Clinical oncologists (like me) may not be too familiar with the FFTF endpoint, but it is indeed an outcome of relevance when comparing delayed vs initial therapy. The issue is best exemplified by the intriguing findings presented at the American Society of Hematology annual meeting in 2010 by Ardeshna and colleagues.7 They presented preliminary results from a trial in which 450 asymptomatic FL patients were randomly assigned to either W&W or to four weekly doses of rituximab followed either by observation or by 2 years of maintenance rituximab. They found the time to initiation of chemotherapy or radiotherapy was significantly prolonged in the early intervention arms — findings that would argue against delaying treatment, even in asymptomatic low-burden patients. That conclusion, however, has raised some controversy as articulated both by the authors of the current study and by Dr. Cheson who provided the accompanying editorial.8 They emphasized that rather than compare the time to initial treatment for the W&W patients with the time to second-line therapy for the treated patients, it would be more appropriate to compare the FFTF or the time to second lymphoma therapy and, of course, when the data are sufficiently mature, the overall survival for each of the cohorts.

The currently presented careful analysis of a well-constructed dataset would suggest patients with asymptomatic, low-burden FL can still be managed safely with W&W as such an approach, even in the rituximab era, does not have apparent detrimental effects on FFTF and overall survival rates.

References

1. Advani R, et al. Stage I and II follicular non-Hodgkin’s lymphoma: Long-term follow-up of no initial therapy. J Clin Oncol 2004; 22:1454-1459.

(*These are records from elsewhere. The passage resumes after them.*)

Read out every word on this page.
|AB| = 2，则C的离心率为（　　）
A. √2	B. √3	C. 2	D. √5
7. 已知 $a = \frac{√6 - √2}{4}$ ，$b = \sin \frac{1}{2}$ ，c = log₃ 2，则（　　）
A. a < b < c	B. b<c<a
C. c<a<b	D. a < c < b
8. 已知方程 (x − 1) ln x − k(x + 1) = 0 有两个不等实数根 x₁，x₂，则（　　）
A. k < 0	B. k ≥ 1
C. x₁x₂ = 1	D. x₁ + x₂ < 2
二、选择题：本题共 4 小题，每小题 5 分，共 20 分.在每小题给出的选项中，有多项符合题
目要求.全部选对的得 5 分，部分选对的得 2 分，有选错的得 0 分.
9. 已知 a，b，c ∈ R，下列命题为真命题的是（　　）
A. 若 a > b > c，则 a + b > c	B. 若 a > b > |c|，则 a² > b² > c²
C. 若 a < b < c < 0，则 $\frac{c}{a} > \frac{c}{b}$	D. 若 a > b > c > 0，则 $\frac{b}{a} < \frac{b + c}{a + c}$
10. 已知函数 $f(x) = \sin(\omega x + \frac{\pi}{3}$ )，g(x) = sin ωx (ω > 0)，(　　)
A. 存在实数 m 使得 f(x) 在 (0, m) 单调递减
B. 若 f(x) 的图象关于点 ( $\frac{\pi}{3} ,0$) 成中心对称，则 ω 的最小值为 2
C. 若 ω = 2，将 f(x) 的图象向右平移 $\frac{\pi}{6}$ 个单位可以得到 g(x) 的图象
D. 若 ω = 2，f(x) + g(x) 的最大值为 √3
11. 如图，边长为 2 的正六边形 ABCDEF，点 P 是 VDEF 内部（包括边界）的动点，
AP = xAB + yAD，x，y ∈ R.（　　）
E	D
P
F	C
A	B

2. Horning SJ. Natural history of and therapy for the indolent non-Hodgkin’s lymphomas. Semin Oncol 1993; 20(5 Suppl 5):75-88.

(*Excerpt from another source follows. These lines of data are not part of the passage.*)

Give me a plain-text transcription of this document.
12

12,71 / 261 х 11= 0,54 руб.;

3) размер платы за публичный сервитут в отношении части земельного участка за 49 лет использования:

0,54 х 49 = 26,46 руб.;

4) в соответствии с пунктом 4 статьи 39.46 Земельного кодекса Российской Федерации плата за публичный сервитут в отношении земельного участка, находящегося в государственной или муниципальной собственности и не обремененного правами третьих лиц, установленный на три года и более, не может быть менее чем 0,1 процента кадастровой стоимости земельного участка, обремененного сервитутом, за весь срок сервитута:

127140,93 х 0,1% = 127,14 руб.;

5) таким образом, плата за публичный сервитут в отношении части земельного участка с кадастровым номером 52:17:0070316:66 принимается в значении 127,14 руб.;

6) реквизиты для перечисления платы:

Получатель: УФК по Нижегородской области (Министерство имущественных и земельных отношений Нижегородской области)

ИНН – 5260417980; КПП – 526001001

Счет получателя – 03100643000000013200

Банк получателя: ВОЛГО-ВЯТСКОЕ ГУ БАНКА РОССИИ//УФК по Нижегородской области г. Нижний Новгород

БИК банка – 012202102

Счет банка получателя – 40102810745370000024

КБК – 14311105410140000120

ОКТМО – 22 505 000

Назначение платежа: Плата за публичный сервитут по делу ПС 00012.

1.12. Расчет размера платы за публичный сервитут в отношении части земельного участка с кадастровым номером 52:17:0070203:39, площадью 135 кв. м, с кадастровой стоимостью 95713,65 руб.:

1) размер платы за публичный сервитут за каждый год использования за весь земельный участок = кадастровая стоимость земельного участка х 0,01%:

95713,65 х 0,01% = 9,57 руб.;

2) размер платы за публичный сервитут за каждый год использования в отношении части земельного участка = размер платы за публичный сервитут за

3. Horning SJ, Rosenberg SA. The natural history of initially untreated low-grade non-Hodgkin’s lymphomas. N Engl J Med 1984; 311:1471-1475.

4. Ardeshna KM, et al. Long-term effect of a watch and wait policy versus immediate systemic treatment for asymptomatic advanced-stage non-Hodgkin lymphoma: A randomised controlled trial. Lancet 2003; 362:516-522.

5. Brice P, et al. Comparison in low-tumor-burden follicular lymphomas between an initial no-treatment policy, prednimustine, or interferon alfa: A randomized study from the Groupe d’Etude des Lymphomes Folliculaires. Groupe d’Etude des Lymphomes de l’Adulte. J Clin Oncol 1997; 15:1110-1117.

6. Young RC, et al. The treatment of indolent lymphomas: Watchful waiting v aggressive combined modality treatment. Semin Hematol 1988; 25(2 Suppl 2):11-16.

7. Ardeshna KM, et al. An intergroup randomised trial ofrituximab versus a watch and wait strategy in patients with stage II, III, IV asymptomatic, non-bulky follicular lymphoma (grades 1, 2, 3a): A preliminary analysis. Blood 2010; 116:abstr 6.

8. Cheson BD. Waiting is the hardest part. J Clin Oncol 2012; 30:3781-3782.